Bu söylemler CHP’ye yakışmıyor ama bize de yaradı. Bu ne demek biz denize dökme kavga gürültüden yana değiliz. Bizim işimiz sandıkladır, milletledir. 1950’den beride bu millet sandıkta konuşur 16 Nisan’da da biz sandıkta konuşacağız. Bu zihniyet denize dökülmeyecek ama sandığa dökülecek.

AMERİKA BİRLEŞİK DEVLETLERİ’NİN SİSTEMİ OSMANLI’DAN ESİNLENMEDİR’

Osmanlı ve İslam öncesi dönemde Türk devletlerinin siyasi sistemi Cumhurbaşkanlığı Hükümet Sistemi ile benzerlik gösteriyor mu?

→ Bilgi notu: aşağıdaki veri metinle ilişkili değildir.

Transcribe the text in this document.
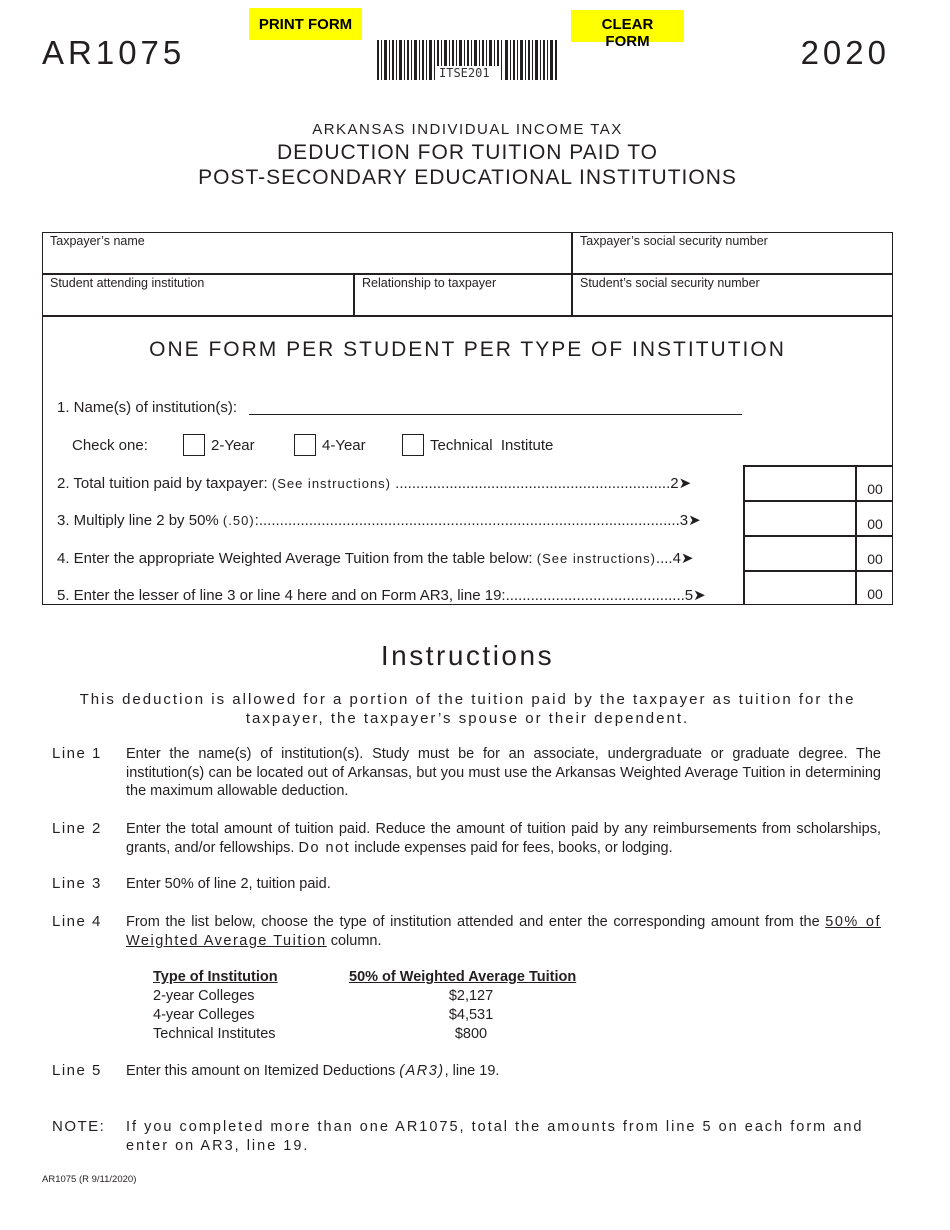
AR1075	2020
PRINT FORM	CLEAR FORM
ITSE201
ARKANSAS INDIVIDUAL INCOME TAX
DEDUCTION FOR TUITION PAID TO
POST-SECONDARY EDUCATIONAL INSTITUTIONS
Taxpayer’s name	Taxpayer’s social security number
Student attending institution	Relationship to taxpayer	Student’s social security number
ONE FORM PER STUDENT PER TYPE OF INSTITUTION
1. Name(s) of institution(s):
Check one:	2-Year	4-Year	Technical  Institute
2. Total tuition paid by taxpayer: (See instructions) ..................................................................2➤	00
3. Multiply line 2 by 50% (.50):.....................................................................................................3➤	00
4. Enter the appropriate Weighted Average Tuition from the table below: (See instructions)....4➤	00
5. Enter the lesser of line 3 or line 4 here and on Form AR3, line 19:...........................................5➤	00
Instructions
This deduction is allowed for a portion of the tuition paid by the taxpayer as tuition for the taxpayer, the taxpayer’s spouse or their dependent.
Line 1 Enter the name(s) of institution(s). Study must be for an associate, undergraduate or graduate degree. The institution(s) can be located out of Arkansas, but you must use the Arkansas Weighted Average Tuition in determining the maximum allowable deduction.
Line 2 Enter the total amount of tuition paid. Reduce the amount of tuition paid by any reimbursements from scholarships, grants, and/or fellowships. Do not include expenses paid for fees, books, or lodging.
Line 3 Enter 50% of line 2, tuition paid.
Line 4 From the list below, choose the type of institution attended and enter the corresponding amount from the 50% of Weighted Average Tuition column.
Type of Institution	50% of Weighted Average Tuition
2-year Colleges	$2,127
4-year Colleges	$4,531
Technical Institutes	$800
Line 5 Enter this amount on Itemized Deductions (AR3), line 19.
NOTE: If you completed more than one AR1075, total the amounts from line 5 on each form and enter on AR3, line 19.
AR1075 (R 9/11/2020)
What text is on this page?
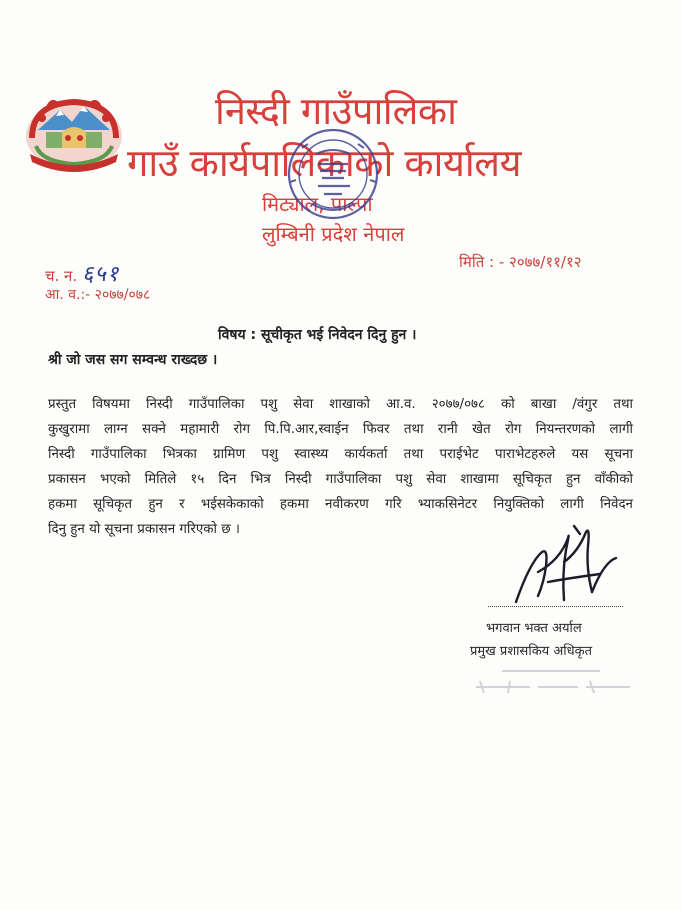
निस्दी गाउँपालिका
गाउँ कार्यपालिकाको कार्यालय
मिट्याल, पाल्पा
लुम्बिनी प्रदेश नेपाल
च. न. ६५१
आ. व.:- २०७७/०७८
मिति : - २०७७/११/१२
विषय : सूचीकृत भई निवेदन दिनु हुन ।
श्री जो जस सग सम्वन्ध राख्दछ ।
प्रस्तुत विषयमा निस्दी गाउँपालिका पशु सेवा शाखाको आ.व. २०७७/०७८ को बाखा /वंगुर तथा
कुखुरामा लाग्न सक्ने महामारी रोग पि.पि.आर,स्वाईन फिवर तथा रानी खेत रोग नियन्तरणको लागी
निस्दी गाउँपालिका भित्रका ग्रामिण पशु स्वास्थ्य कार्यकर्ता तथा पराईभेट पाराभेटहरुले यस सूचना
प्रकासन भएको मितिले १५ दिन भित्र निस्दी गाउँपालिका पशु सेवा शाखामा सूचिकृत हुन वाँकीको
हकमा सूचिकृत हुन र भईसकेकाको हकमा नवीकरण गरि भ्याकसिनेटर नियुक्तिको लागी निवेदन
दिनु हुन यो सूचना प्रकासन गरिएको छ ।
भगवान भक्त अर्याल
प्रमुख प्रशासकिय अधिकृत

Gösteriyorsa tarihimizde var olanı güncelleyecek miyiz?

Sadece bizim sistemimiz Osmanlı sistemine benzemesinin ötesinde herkes bilsin ki Amerika Birleşik Devletleri’nin sistemi de Osmanlıdan esinlenmedir. Amerika oradan çok etkilenmiştir. Bizim bu sistemimizde elbette o sistemlerden benzerlikler taşır ama bizimki yüzde yüz demokratiktir çünkü Osmanlı’da babadan oğul geçen bir padişahlık sistemi varken bizde tamamıyla halkın seçeceği demokratik seçimlerin olacağı bir cumhurbaşkanı seçilecek. 5 yıl süre ile seçilecek en fazla 10 yıl yapacak kanun yapıcı meclisi yine millet seçecek orada ki benzetme Osmanlı’da da bir başkan sultan vardı veziri ile bakanları ülkeyi yönetiyordu anlamında olabilir. Amerika’da oradan esinlenmiştir. Sultanın yerine seçilmiş başkanı getirmiştir. Bizdeki de tamamen yüzde yüz demokratiktir. Bizimki de başka sistemlerden de esinlenen ve bize uygun bir sistemdir.